What’s popular is not always legal.
Washington state residents learned that lesson again this week after the Washington Supreme Court ruled that the Legislature does not need a two-thirds vote of approval to increase taxes.
The court said such the supermajority requirement was unconstitutional.
The state Supreme Court case was prompted by a lawsuit from the League of Education Voters, the Washington Education Association and others in a challenge to Tim Eyman’s Initiative 1053, which was approved by voters in 2010.
In their decision, the justices duly noted that the constitutionality of a supermajority requirement has “a rich litigious history,” starting with Initiative 601 in 1993.
The Legislature eventually suspended I-601 in 2005, leading to Eyman’s return with I-960 in 2007.
After I-960 was suspended, Eyman came back with I-1053 in 2010 and I-1185 in 2012 — proposals that also included the supermajority requirement for raising taxes.

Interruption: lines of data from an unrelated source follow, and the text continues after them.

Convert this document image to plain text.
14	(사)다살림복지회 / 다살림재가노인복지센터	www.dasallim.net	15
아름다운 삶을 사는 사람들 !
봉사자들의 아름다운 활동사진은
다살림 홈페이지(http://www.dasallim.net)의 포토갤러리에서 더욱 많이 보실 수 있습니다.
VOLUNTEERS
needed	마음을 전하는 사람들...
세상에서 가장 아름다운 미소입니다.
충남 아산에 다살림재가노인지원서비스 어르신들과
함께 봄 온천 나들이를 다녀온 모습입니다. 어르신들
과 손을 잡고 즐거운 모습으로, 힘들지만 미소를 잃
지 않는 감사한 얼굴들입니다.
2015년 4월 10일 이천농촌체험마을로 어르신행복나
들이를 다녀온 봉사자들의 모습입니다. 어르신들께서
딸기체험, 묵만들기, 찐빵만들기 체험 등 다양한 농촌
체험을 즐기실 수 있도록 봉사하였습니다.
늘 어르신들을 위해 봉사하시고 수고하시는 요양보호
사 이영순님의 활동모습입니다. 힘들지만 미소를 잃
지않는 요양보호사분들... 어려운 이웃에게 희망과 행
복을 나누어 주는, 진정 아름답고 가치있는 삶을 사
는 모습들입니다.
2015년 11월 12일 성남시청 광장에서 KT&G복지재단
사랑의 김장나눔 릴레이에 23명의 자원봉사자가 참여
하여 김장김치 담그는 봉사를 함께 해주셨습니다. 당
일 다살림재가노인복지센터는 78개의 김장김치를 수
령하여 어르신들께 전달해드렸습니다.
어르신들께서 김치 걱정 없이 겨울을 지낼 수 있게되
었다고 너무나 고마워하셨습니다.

This week, in a 6-3 decision, the high court finally addressed the salient issue and said that the state constitution “prohibits either the people or the Legislature from passing legislation requiring more than a simple majority for the passage of tax legislation — or any other ordinary legislation.”
While the dissenting justices raised alarm that the court majority was stepping into a “political dispute” that it had long avoided, and had abandoned “any semblance of judicial restraint,” we are heartened that the court has used this opportunity to address the long-ignored constitutional question on the supermajority requirement.